Of Deborah And The Many Derivable Lessons

I have twiddled my pen for quite a while now, if not for too long. Therefore, I will foremost apologize to those that cared enough to ask about my sudden break, which to be honest, cannot be wholly justified; not even with the convenient psychological inhibition and excuse that ‘writer’s block’ offers.

For more than a week now, I could think of nothing as my comeback article but the debatable issue that has marked its territory on social media and the minds of the people for a while now; The Killing Of Debora Samuel In FCE Sokoto.

The unfortunate incident which transpired two weeks back with the college student had only spurred more strife than is likely to be repelled anytime soon. Deborah, who had pulled a daredevil stunt that had cost her her life with a blasphemous act ended up igniting a flare of holy hassle, especially on social media.

While debates keep raging on and on, exhausting all perspectives, there are tons of lessons to be learnt from such an unfortunate event.

Higher institutions in Nigeria have right from inception, embraced the diversity of culture and background, accommodating individuals from all walks of life. However, In an academic environment -a higher institution for that matter -where an air of civility and courteousness is expected to reflect, the occurrence of such episode is quite paradoxical.

Equally disappointing is the fact that Deborah was a student in a college of ‘education’. Isn’t that where we produce of our teachers? Teachers that supposedly train the nation and breed the leaders of tomorrow?

An academic environment does not strictly limit its’ scope to direct learning, rather, the existence of a hidden curriculum in every learning institution implies that ‘character’ also becomes inculcated in the course of learning. Similarly, the school as an agent of socialisation familiarise individuals with certain norms that aid in collective and harmonious living.

Holding strong stereotypical values against tribes or religions makes it difficult for one to establish harmonious lasting relationships, particularly in societies that are diverse in culture. This could be said to be a consequence of the 21st century where changes are accepted and differences are embraced, respected and tolerated.

Deborah’s utterances reflected ignorance and recklessness on many grounds. Familiarity, as they say, breeds contempt. However, acknowledging that boundaries exist in every belief system saves us the heedlessness of losing respect and regard for each other.

In the same vein, even as blasphemy is punishable by death in Islam, the killing of Deborah by the mob can only be tagged as lynching and jungle justice as it is not congruent with the procedure of sanctioning in Shariah law.

For years, blasphemous crimes have motivated mob action and lynching in Nigeria. However, vigilantism in Islam have been generally frowned upon in islamic jurisprudence. Therefore, blasphemy like other criminal acts, are left to be dealt with in the hands of the law.

Nigeria operates two court systems. The Constitution provides a customary (secular) system and a system that incorporates Sharia. The customary system prohibits blasphemy by section 204 of Nigeria’s Criminal Code.
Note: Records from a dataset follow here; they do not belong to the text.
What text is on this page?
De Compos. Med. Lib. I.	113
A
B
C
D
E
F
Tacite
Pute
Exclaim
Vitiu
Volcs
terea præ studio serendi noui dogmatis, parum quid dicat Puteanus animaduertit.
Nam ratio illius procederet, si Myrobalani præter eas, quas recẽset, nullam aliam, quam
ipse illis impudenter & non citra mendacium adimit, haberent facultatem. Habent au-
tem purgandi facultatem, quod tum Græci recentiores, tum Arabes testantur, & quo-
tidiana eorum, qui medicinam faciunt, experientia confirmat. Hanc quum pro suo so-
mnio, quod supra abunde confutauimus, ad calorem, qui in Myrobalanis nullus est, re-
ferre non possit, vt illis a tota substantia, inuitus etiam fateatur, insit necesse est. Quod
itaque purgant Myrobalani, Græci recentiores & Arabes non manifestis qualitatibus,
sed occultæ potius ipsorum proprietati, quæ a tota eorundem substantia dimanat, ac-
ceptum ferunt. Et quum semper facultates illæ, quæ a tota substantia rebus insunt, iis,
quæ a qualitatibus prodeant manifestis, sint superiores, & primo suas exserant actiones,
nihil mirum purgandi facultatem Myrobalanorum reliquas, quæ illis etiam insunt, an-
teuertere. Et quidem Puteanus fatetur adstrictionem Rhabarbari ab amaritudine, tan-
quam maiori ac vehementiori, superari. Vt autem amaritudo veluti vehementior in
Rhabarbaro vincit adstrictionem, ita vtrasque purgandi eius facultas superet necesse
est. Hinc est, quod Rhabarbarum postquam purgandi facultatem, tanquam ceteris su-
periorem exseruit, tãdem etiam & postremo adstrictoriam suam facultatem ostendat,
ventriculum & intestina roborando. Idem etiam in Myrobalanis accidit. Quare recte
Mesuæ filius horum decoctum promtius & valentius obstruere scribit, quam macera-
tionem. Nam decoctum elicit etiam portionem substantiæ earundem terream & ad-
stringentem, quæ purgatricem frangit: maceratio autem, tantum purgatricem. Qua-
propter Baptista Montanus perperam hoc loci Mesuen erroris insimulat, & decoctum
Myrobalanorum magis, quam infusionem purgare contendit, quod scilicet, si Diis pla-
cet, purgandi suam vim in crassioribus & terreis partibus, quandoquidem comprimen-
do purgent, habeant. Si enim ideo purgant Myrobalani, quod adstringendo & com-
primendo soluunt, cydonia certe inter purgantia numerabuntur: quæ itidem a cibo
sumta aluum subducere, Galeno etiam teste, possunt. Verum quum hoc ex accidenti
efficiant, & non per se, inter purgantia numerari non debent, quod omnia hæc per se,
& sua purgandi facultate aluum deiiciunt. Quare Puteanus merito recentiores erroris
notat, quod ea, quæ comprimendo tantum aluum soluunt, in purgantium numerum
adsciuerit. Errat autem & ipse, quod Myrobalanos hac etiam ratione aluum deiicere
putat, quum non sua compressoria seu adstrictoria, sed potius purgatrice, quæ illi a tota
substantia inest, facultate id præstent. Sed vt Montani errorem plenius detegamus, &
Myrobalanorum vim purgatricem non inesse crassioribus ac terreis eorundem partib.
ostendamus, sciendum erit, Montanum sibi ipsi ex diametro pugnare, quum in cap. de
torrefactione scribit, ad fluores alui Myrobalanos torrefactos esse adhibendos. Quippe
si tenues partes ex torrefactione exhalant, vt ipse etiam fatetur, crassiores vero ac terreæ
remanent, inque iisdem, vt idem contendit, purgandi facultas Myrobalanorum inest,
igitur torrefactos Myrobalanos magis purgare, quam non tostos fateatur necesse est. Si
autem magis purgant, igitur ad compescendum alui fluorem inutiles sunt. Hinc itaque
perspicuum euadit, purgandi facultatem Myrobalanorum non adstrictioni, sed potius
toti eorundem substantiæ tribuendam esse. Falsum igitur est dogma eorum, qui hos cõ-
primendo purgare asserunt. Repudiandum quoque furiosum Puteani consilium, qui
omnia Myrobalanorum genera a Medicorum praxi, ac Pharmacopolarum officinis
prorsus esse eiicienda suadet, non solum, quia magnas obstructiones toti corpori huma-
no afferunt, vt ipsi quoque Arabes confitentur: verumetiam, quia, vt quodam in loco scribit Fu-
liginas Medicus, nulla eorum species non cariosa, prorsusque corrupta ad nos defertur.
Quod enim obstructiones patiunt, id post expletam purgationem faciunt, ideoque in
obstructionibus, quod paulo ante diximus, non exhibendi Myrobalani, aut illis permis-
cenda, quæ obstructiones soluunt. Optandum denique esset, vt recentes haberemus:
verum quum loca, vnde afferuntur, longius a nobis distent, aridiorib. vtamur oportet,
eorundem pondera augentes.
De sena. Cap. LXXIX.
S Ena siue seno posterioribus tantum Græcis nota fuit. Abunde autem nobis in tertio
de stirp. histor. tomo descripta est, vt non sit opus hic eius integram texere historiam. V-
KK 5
From 1999 till date, cases of vigilantism in Nigeria have been on rise and this can be blamed on the the system of law enforcement in the country which is lacking in resources and plagued with corruption.

The failed law enforcement system has motivated mob action for a long time now. This has equally motivated the lynching of Deborah Samuel. While this piece can never justify blasphemy against prophet Muhammad (SAW), jungle justice cannot also be encouraged as it does not conform with the teachings of Islam. On another hand, mob action can only be averted if the law enforcement system is revamped to execute offenders.

To ensure peaceful coexistence, we must establish mutual respect for the differences that constitute people in our society. Unity in diversity plays a significant role in developing a country.

Most importantly, when in Rome, just do as Romans.